6 of 6 people found the following review helpful
on September 23, 2009
This book was not at all what I expected, and not at all what it is advertised to be! I am actually going to try and return it, it was such a waste of my $15.00.
I gave it 2 stars instead of 1 bc maybe a reader that thinks perhaps her life is not being lived to the fullest, and she needs some goals or hobbies to be passionate about. Or maybe she just wants to lose weight or have more friends. In that case this book could give her a littler direction. But for anyone who has a serious dream that they want to turn into a reality-- and is looking for some real inspiration and good solid business advice, save your money. This book will be worthless to you. It actually tells you that if you don't want to make up a "traditional business plan"-- screw it! Ladies who launch is about "having fun"- it says, so you can just "learn as you go". What kind of wacky advice is that! So down the line, when you are facing obstacles in your Dream, your dream career that you have poured your blood sweat and tears into, obstacles that you never saw coming bc you didn't do enough research and decided you could just "learn as you go", when the money is running out and the banks are calling-- are you still going to be having fun then? Stupid.

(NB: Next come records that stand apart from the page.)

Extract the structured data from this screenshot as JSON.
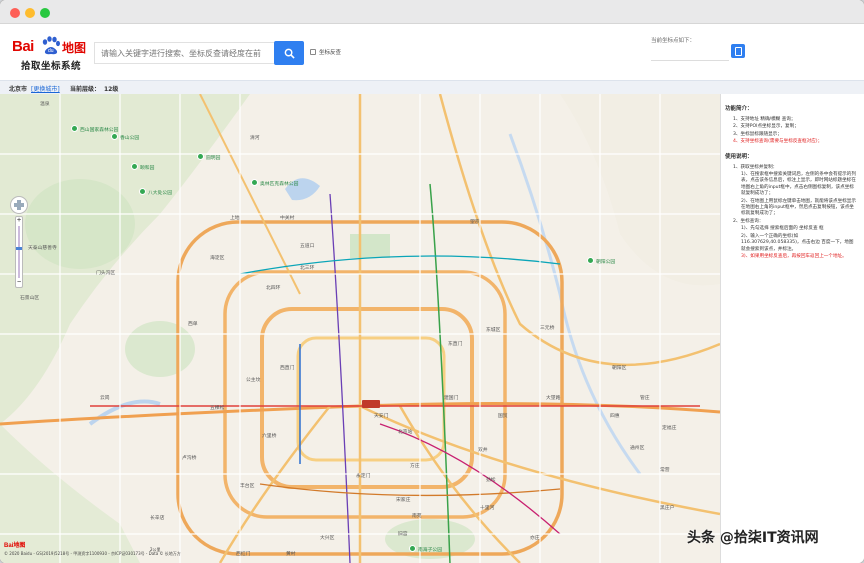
{
  "header": {
    "logo_bai": "Bai",
    "logo_du": "du",
    "logo_map": "地图",
    "logo_sub": "拾取坐标系统",
    "search_placeholder": "请输入关键字进行搜索、坐标反查请经度在前",
    "reverse_label": "坐标反查",
    "coord_label": "当前坐标点如下：",
    "coord_value": ""
  },
  "infobar": {
    "city": "北京市",
    "switch_city": "[更换城市]",
    "zoom_label": "当前层级：",
    "zoom_value": "12级"
  },
  "sidebar": {
    "features_title": "功能简介：",
    "features": [
      "1、支持地址 精确/模糊 查询；",
      "2、支持POI点坐标显示，复制；",
      "3、坐标鼠标跟随显示；",
      "4、支持坐标查询(需要与坐标反查框对应)；"
    ],
    "usage_title": "使用说明：",
    "usage_1_title": "1、获取坐标并复制：",
    "usage_1_items": [
      "1)、在搜索框中搜索关键词后，左侧的条中会有提示的列表，点击该条信息后，标注上显示，即时网站标题坐标在地图右上角的input框中，点击右侧图标复制，该点坐标就复制成功了；",
      "2)、在地图上用鼠标左键单击地图，就能将该点坐标显示在地图右上角的input框中，然后点击复制按钮，该点坐标就复制成功了；"
    ],
    "usage_2_title": "2、坐标查询：",
    "usage_2_items": [
      "1)、先勾选择 搜索框后面的 坐标反查 框",
      "2)、输入一个正确的坐标(如116.307629,40.058335)，点击右边 百度一下，地图就会搜索到该点，并标注。",
      "3)、如果用坐标反查后，再按回车返回上一个地址。"
    ],
    "usage_1_2_highlight": "坐标反查框"
  },
  "map": {
    "labels": [
      {
        "text": "温泉",
        "park": false
      },
      {
        "text": "西山国家森林公园",
        "park": true
      },
      {
        "text": "香山公园",
        "park": true
      },
      {
        "text": "八大处公园",
        "park": true
      },
      {
        "text": "天泰山慈善寺",
        "park": false
      },
      {
        "text": "门头沟区",
        "park": false
      },
      {
        "text": "石景山区",
        "park": false
      },
      {
        "text": "西单",
        "park": false
      },
      {
        "text": "北京站",
        "park": false
      },
      {
        "text": "天安门",
        "park": false
      },
      {
        "text": "东城区",
        "park": false
      },
      {
        "text": "朝阳区",
        "park": false
      },
      {
        "text": "海淀区",
        "park": false
      },
      {
        "text": "北四环",
        "park": false
      },
      {
        "text": "北三环",
        "park": false
      },
      {
        "text": "望京",
        "park": false
      },
      {
        "text": "丰台区",
        "park": false
      },
      {
        "text": "大兴区",
        "park": false
      },
      {
        "text": "南苑",
        "park": false
      },
      {
        "text": "亦庄",
        "park": false
      },
      {
        "text": "通州区",
        "park": false
      },
      {
        "text": "奥林匹克森林公园",
        "park": true
      },
      {
        "text": "颐和园",
        "park": true
      },
      {
        "text": "圆明园",
        "park": true
      },
      {
        "text": "朝阳公园",
        "park": true
      },
      {
        "text": "南海子公园",
        "park": true
      },
      {
        "text": "永定门",
        "park": false
      },
      {
        "text": "五棵松",
        "park": false
      },
      {
        "text": "公主坟",
        "park": false
      },
      {
        "text": "建国门",
        "park": false
      },
      {
        "text": "大望路",
        "park": false
      },
      {
        "text": "四惠",
        "park": false
      },
      {
        "text": "双井",
        "park": false
      },
      {
        "text": "劲松",
        "park": false
      },
      {
        "text": "十里河",
        "park": false
      },
      {
        "text": "方庄",
        "park": false
      },
      {
        "text": "六里桥",
        "park": false
      },
      {
        "text": "卢沟桥",
        "park": false
      },
      {
        "text": "长辛店",
        "park": false
      },
      {
        "text": "云岗",
        "park": false
      },
      {
        "text": "宋家庄",
        "park": false
      },
      {
        "text": "旧宫",
        "park": false
      },
      {
        "text": "黄村",
        "park": false
      },
      {
        "text": "西红门",
        "park": false
      },
      {
        "text": "清河",
        "park": false
      },
      {
        "text": "上地",
        "park": false
      },
      {
        "text": "中关村",
        "park": false
      },
      {
        "text": "五道口",
        "park": false
      },
      {
        "text": "西直门",
        "park": false
      },
      {
        "text": "东直门",
        "park": false
      },
      {
        "text": "三元桥",
        "park": false
      },
      {
        "text": "国贸",
        "park": false
      },
      {
        "text": "管庄",
        "park": false
      },
      {
        "text": "定福庄",
        "park": false
      },
      {
        "text": "常营",
        "park": false
      },
      {
        "text": "黑庄户",
        "park": false
      }
    ],
    "copyright": "© 2020 Baidu - GS(2019)5218号 - 甲测资字1100930 - 京ICP证030173号 - Data © 长地万方",
    "scale_label": "2公里",
    "baidu_logo": "Bai地图"
  },
  "watermark": "头条 @拾柒IT资讯网",
  "colors": {
    "brand_red": "#e10601",
    "accent_blue": "#2f7ff0",
    "park_green": "#34a853"
  }
}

I didn't understand all the quizzes. Slightly interesting, but how is that important to someone who is trying to turn their dream into a reality? Those results might be good research for the authors as they were writing the book, but not for the reader. I thought maybe it was just the first few chapters-- but the entire book is filled up with opinion surveys on how women/men in the corporate world and women who have "launched" feel! I know how I feel, I want to know how to DO what I want to DO! why do I care so much about what other entrepreneurs and wanna-bes FEEL for christs sake?
And lastly, I didn't like how they listed certain ways of being in your business as the "feminine" way. It came across as sort of sexist to me. Like the "feminine" way to do business is to be more social and make more connections, fine I guess. But to celebrate your 1st dollar with buying a pair of shoes? Yea, great advice. Don't reinvest your money-- go shopping, bc thats "fun"! La, la, la! We just made a sale- lets go to the MALL! Believe me, theres nothing wrong with a little shopping and taking the time to laugh and enjoy yourself as you go about your day, thats all well and good. But I don't think that 'not enough fun' is the reason 80% of new biz fail in the 1st 2 years, and 80% more fail in the next 2 years after that. What kind of advice are these authors giving? What would have happened if the Google guys ran out and spent their 1st dollar on a new tie, and then after that "threw a big party" as the book suggests.
Give me a break!
3 of 4 people found the following review helpful
on October 3, 2008
[Book review I wrote for the hardcover edition of this book. See ISBN: 0312359543]
The authors have co-founded an online networking and offline support system they call Women Who Launch. This book appears to be written to promote membership in their network and support system. I thought it was a well-written book and more motivational than substantive. It includes exercises, questionnaires and additional resource lists along with success stories of women who have bought into the program. I wasn't impressed with the companies these women started. I think the book is wonderful for women who want to "launch" a social life or diet program, but the advice provided here with regard to launching a small business is off the mark.
The book tells wanta-be entrepreneurs that there is a feminine approach to launching a business that involves merely reflecting on a woman's true passions, skills and desires. What that translates into is to forget learning about finance, market research, and writing a sound business plan. Instead, it suggests to just throw "something" together on a shoe string and if it works then worry later about dotting all your eyes and crossing all your tees. What the authors fail to tell the reader is that more likely than not the "something" is bound to fail because of lack of planning and preparation.
The book has 12 chapters as follows:
1. Introduction to launching
2. Launching as a lifestyle choice
3. Women, the natural connectors
4. It is not all about the money
5. Just start: Jumping in using your creativity and intuition
6. Preparation: Fill up first
7. 3, 2, 1, Launch
8. Step 1: Imagine It
9. Step 2: Speak It
10. Step 3: Do It
11. Step 4: Celebrate It
12. Let's launch it together
I found it interesting that one of the tables included in the book indicated that women generally like to work for someone else (they are conservative), they are preoccupied with having healthcare coverage (for themselves), and they don't want to work all that hard at their jobs (some might say they are lazy). These are not the traits of someone who should be starting their own business. And for the authors to suggest that they should is an absurdity.
Ironically much of what this book says is what a wanta-be entrepreneur needs to hear and do. I think I can recommend it to wanta-be entrepreneurs who are willing to learn about finance, do the necessary market research, and write the 25-35 page sound business plan as well as steps 1-4 included at chapters 8-11. Otherwise - skip it. 4 stars!
3 of 4 people found the following review helpful
on July 15, 2008
The books was higly inspirational, when I looked into the groups, I felt like I was checking into tupperware or a pyramid project and that didn't feel as good. The ideas are wonderful and are not cheap. I wish them much luck and continued success with the project and helping to change women's lives. I don't however, have hundreds of dollars to join the groups to network... It was definitely a smart business for the authors and I am sure that they have created a highly lucrid business.